WELLS, Herbert George (Wells Herbert George)( English writer.)
Comments for WELLS, Herbert George (Wells Herbert George)
Biography WELLS, Herbert George (Wells Herbert George)
Born September 21, 1866 in Bromley, a suburb of London. His father was a shopkeeper and a professional bat, his mother a housekeeper. Educated in the classical school Midherst and at Kings College, London University. After an apprenticeship at the merchant textiles and work in the pharmacy visited a teacher in a school, a teacher of the exact sciences and assistant to T. H. Huxley, in 1893, professionally engaged in journalism.

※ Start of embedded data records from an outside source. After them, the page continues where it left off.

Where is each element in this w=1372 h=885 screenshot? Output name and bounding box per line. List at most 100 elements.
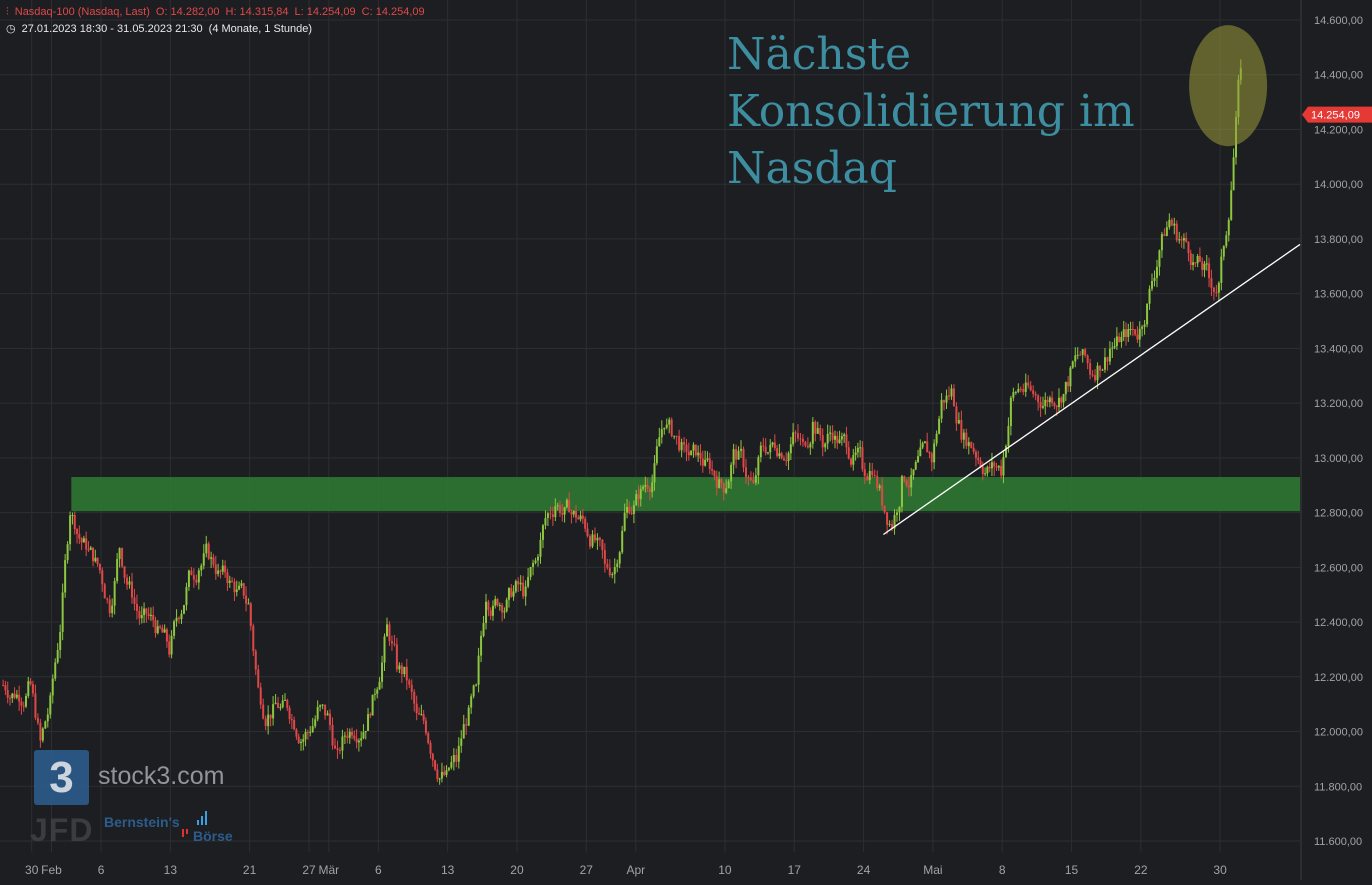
- candle-body: [708, 458, 711, 469]
- candle-body: [563, 507, 566, 515]
- candle-body: [1009, 397, 1012, 427]
- candle-body: [933, 443, 936, 463]
- date-range: 27.01.2023 18:30 - 31.05.2023 21:30: [21, 23, 203, 35]
- candle-body: [642, 486, 645, 489]
- candle-body: [135, 603, 138, 612]
- candle-body: [962, 432, 965, 440]
- candle-body: [921, 443, 924, 448]
- candle-body: [314, 719, 317, 727]
- candle-body: [245, 595, 248, 604]
- candle-body: [357, 740, 360, 743]
- candle-body: [355, 738, 358, 743]
- candle-body: [92, 547, 95, 562]
- candle-body: [187, 570, 190, 588]
- candle-body: [252, 625, 255, 652]
- candle-body: [984, 473, 987, 475]
- candle-body: [505, 599, 508, 612]
- candle-body: [462, 724, 465, 739]
- candle-body: [487, 601, 490, 611]
- candle-body: [475, 684, 478, 686]
- candle-body: [418, 713, 421, 715]
- candle-body: [455, 754, 458, 762]
- candle-body: [170, 635, 173, 655]
- candle-body: [309, 731, 312, 733]
- candle-body: [1106, 357, 1109, 362]
- price-tick-label: 13.600,00: [1314, 289, 1363, 301]
- candle-body: [608, 567, 611, 576]
- candle-body: [575, 510, 578, 518]
- candle-body: [840, 436, 843, 440]
- candle-body: [1212, 287, 1215, 292]
- candle-body: [804, 441, 807, 446]
- candle-body: [1064, 382, 1067, 395]
- instrument-header: ⫶ Nasdaq-100 (Nasdaq, Last) O: 14.282,00 H:…: [6, 6, 431, 19]
- time-tick-label: 6: [375, 863, 382, 877]
- candle-body: [306, 732, 309, 734]
- candle-body: [776, 448, 779, 457]
- candle-body: [197, 570, 200, 583]
- candle-body: [128, 581, 131, 585]
- candle-body: [1155, 266, 1158, 278]
- candle-body: [780, 453, 783, 459]
- candle-body: [1012, 392, 1015, 398]
- candle-body: [816, 428, 819, 434]
- candle-body: [814, 421, 817, 434]
- price-tick-label: 13.800,00: [1314, 234, 1363, 246]
- candle-body: [789, 444, 792, 454]
- candle-body: [1048, 397, 1051, 403]
- candle-body: [31, 684, 34, 694]
- candle-body: [979, 460, 982, 467]
- annotation-line-1: Nächste: [727, 29, 912, 80]
- candle-body: [730, 464, 733, 482]
- candle-body: [311, 726, 314, 732]
- candle-body: [878, 485, 881, 489]
- candle-body: [1000, 465, 1003, 476]
- candle-body: [1120, 337, 1123, 342]
- candle-body: [161, 627, 164, 633]
- candle-body: [694, 444, 697, 456]
- candle-body: [957, 420, 960, 424]
- candle-body: [995, 466, 998, 468]
- candle-body: [1002, 456, 1005, 476]
- candle-body: [1136, 334, 1139, 340]
- candle-body: [1196, 255, 1199, 264]
- price-tick-label: 14.000,00: [1314, 179, 1363, 191]
- candle-body: [926, 441, 929, 453]
- candle-body: [1004, 445, 1007, 457]
- candle-body: [279, 707, 282, 709]
- candle-body: [295, 729, 298, 737]
- candle-body: [267, 714, 270, 727]
- candle-body: [8, 697, 11, 699]
- candle-body: [720, 479, 723, 483]
- candle-body: [843, 434, 846, 437]
- time-tick-label: 27: [302, 863, 316, 877]
- candle-body: [722, 482, 725, 493]
- candle-body: [852, 455, 855, 465]
- candle-body: [66, 544, 69, 561]
- candle-body: [876, 476, 879, 489]
- price-tick-label: 12.800,00: [1314, 508, 1363, 520]
- candle-body: [338, 749, 341, 751]
- candle-body: [771, 442, 774, 445]
- candle-body: [967, 442, 970, 446]
- candle-body: [1017, 388, 1020, 392]
- candle-body: [1067, 382, 1070, 387]
- candle-body: [732, 449, 735, 465]
- candle-body: [559, 505, 562, 514]
- candle-body: [445, 770, 448, 775]
- candle-body: [381, 662, 384, 682]
- candle-body: [854, 452, 857, 456]
- candle-body: [297, 736, 300, 744]
- candle-body: [422, 714, 425, 721]
- candle-body: [11, 693, 14, 699]
- candle-body: [886, 512, 889, 525]
- candle-body: [154, 620, 157, 634]
- candle-body: [512, 591, 515, 597]
- candle-body: [1170, 219, 1173, 226]
- candle-body: [64, 560, 67, 593]
- candle-body: [403, 666, 406, 675]
- candle-body: [579, 515, 582, 520]
- candle-body: [336, 748, 339, 750]
- candle-body: [836, 435, 839, 443]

Throughout his creative life (since 1895) HG Wells wrote about. 40 novels and many volumes of short stories, . more than a dozen of polemical essays on philosophical issues and about the same amount of work on the restructuring of society, . two world stories, . about 30 volumes with the political and social forecasts, . More than 30 brochures on the topic of the Fabian Society, . arming, . nationalism, . world peace, etc., . 3 books for children and an autobiography,
His first attempt in an artistic way the novel was The Time Machine (The Time Machine, 1895) - inventor of the journey in the distant future. This was followed by The Island of Dr. Moreau (The Island of Dr. Moreau, . 1896), . The Invisible Man (The Invisible Man, . 1897), . War of the Worlds (The War of the Worlds, . 1898), . The First Men in the Moon (The First Men in the Moon, . 1901), . telling, . respectively, . of transplantation of human organs by wild beasts, . of invisibility, . Martians invade the earth and travel to the moon,
. These novels provided the glory of the most significant writer of the experimenter in the genre of science fiction and showed his ability to make plausible the most daring fiction. Later in the works of this kind, such as in the novel World released (The World Set Free, 1914), he combined scientific credibility to the political predictions about the coming world state. The thesis of science, . able to create a world state, . in which a person can reasonably enjoy their inventions, . enthusiastically repeated in all the books of Wells, . However, his optimism, . hitherto unlimited, . crushed the Second World War, . whereupon he gave vent to frustration and in the book Mind at the edge of his stretched bridle (Mind at the End of Its Tether, . 1945) predicted the extinction of mankind,
. In the more 'literary' writer, his work shows exceptional talent in the depiction of characters and the construction of the plot, . seasoned narrative humor, . but sometimes the plot displace arguments about science, . lectures on all conceivable subjects, . feedback on topical events, . so, . on its own assessment, . few of his works contain elements, . guarantee their longevity, including those Love and Mr Luis (Love and Mr,
. Lewisham, 1900), Kipps (Kipps, 1905), Ann Veronica (Ann Veronica, 1909), Tono-Bangui (Tono-Bungay, 1909), History of Mr. Polly (The History of Mr. Polly, 1910), New Machiavelli (The New Machiavelli, 1911), Vzyskuemoe splendor (The Research Magnificent, 1915), Insight lord Britlinga (Mr. Britling Sees It Through, 1916), Joan and Peter (Joan and Peter, 1918), The World of William Klissolda (The World of William Clissold, 1926) - all of them in some degree autobiographical. Wells confessed, . that the only book, . which claimed the most important ideas of his life, . With this we are creating with their lives? (What Are We to Do With Our Lives? 1931), . and most important their work is considered Labor, . wealth and happiness of the human race (The Work, . Wealth, . and Happiness of Mankind, . 1932),
. However, the wide readership he made his way through the book Essay on the History (The Outline of History, 1920), for many years remained in the bestseller lists.
Wells lived in London and the Riviera, often lectured and traveled widely, was married twice. Wells died in London on August 13, 1946.